The belles of lovely Naples, so they say,
In clever conversation take great pride;
German and Prussian maids with chatter gay
Entrance the swains that in those lands abide.
Whether she live in Greece or Egypt, then,
Or Hungary or other land adorn,
A Spaniard be or dark-browed Castellan—
The Paris maiden puts them all to scorn.
Heavy of speech are Swiss girls and Breton,
The Gascon also and the Toulouse maid,
Two chatterboxes from the Petit Pont
Would without effort put them in the shade.
Whether in Calais or in fair Lorraine
The maiden lives or greets an English morn,
Whether she’s Picard or Valencienne—
The Paris maiden puts them all to scorn.
Envoi
For sparkling wit, then, give the foremost prize,
O Prince, to damsels who are Paris born.
Though we may jest with bright Italian eyes,
The Paris maiden puts them all to scorn.
Louis’ son, Charles VIII (1483-1498), reigned with a personal enthusiasm which diminished the power of the nobles, yet permitted the rise of the Third Estate, the political combination of the peasantry and the citizens or bourgeois class. He repaired the palace and the Sainte Chapelle in which he introduced an organ. His interest in Italy being excited Charles began a war there of no great importance in itself, but interesting as bringing to France a knowledge of art and architecture, which, when increased at the time of Louis XII’s (1498-1515) southern expedition, imposed ready-made upon France the style called Renaissance.
This style was a renewal of the classic influence. It flattened roofs and doors and windows, and decorated with designs borrowed or copied from the Greeks and Romans. An intermediate style shows a mixture of Gothic and Renaissance as was natural in this period of architectural change.
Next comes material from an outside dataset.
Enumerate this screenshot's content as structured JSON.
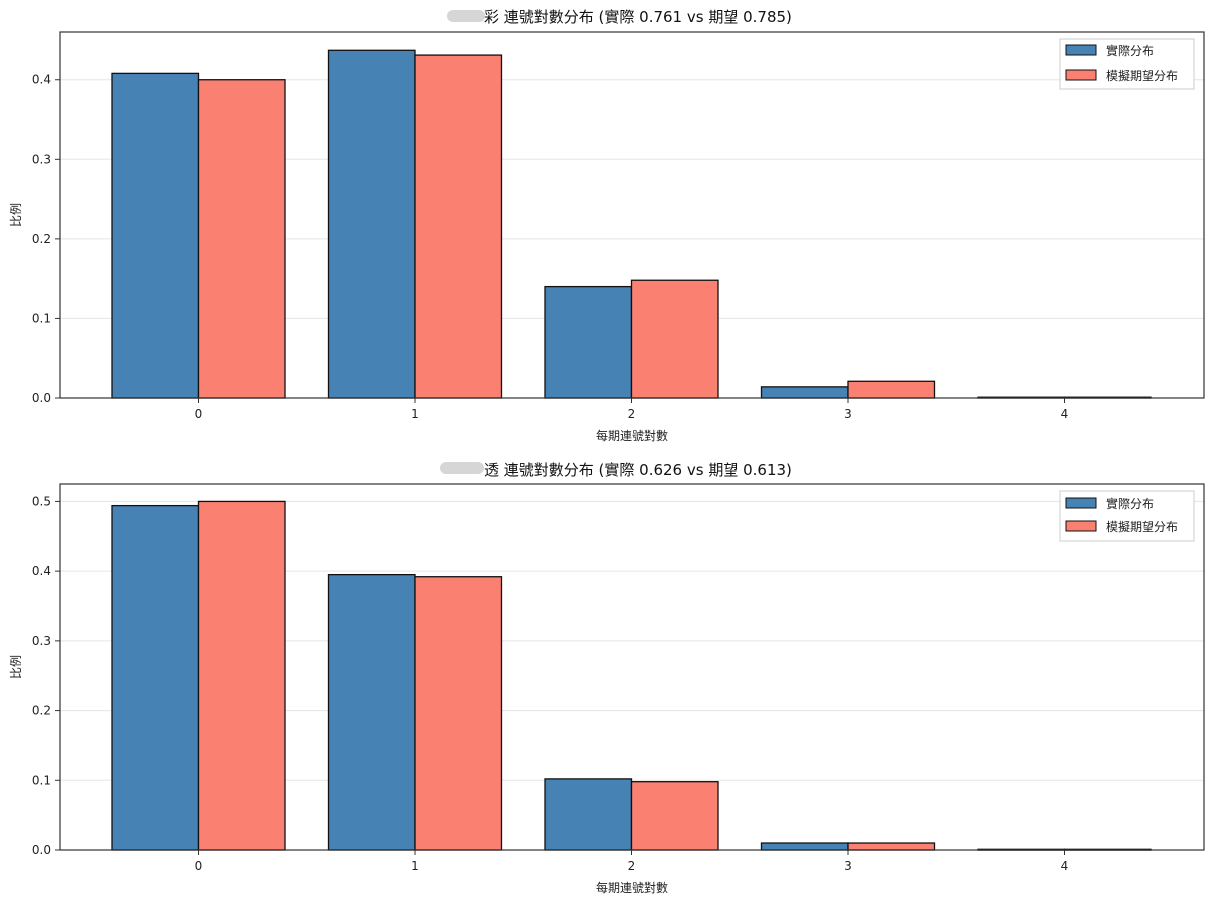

While roofs and windows were flattening there were frequent combinations of pointed roofs and flat windows, of pointed windows and flat roofs. Sculptors were loath entirely to give up Gothic decoration yet were eager to show their knowledge of Renaissance. The result is called Transition, and often is too conglomerate to be pleasing. The most charming example in Paris is the Hôtel de Cluny, built adjoining the Thermes by the Abbots of Cluny and rebuilt by Louis XII.[2] Exquisite in every detail, and filled with one of the best collections of medieval domestic art in Europe it is a joy to the architect and the antiquarian. No happier afternoon can be spent in Paris than in roaming through these treasure-laden rooms and then in sitting in the Garden of the Thermes, letting the eye wander from the Roman ruins sixteen centuries old, massive and severe, to the lighter elegances of the medieval abbey, and then through the bars of the enclosure to the rushing streets of modern Paris. The French babies rolling on the grass are growing up with such contrasts so usual to them that they never will know the thrill that fires the American at the sight of these links in the chain of a great city’s history.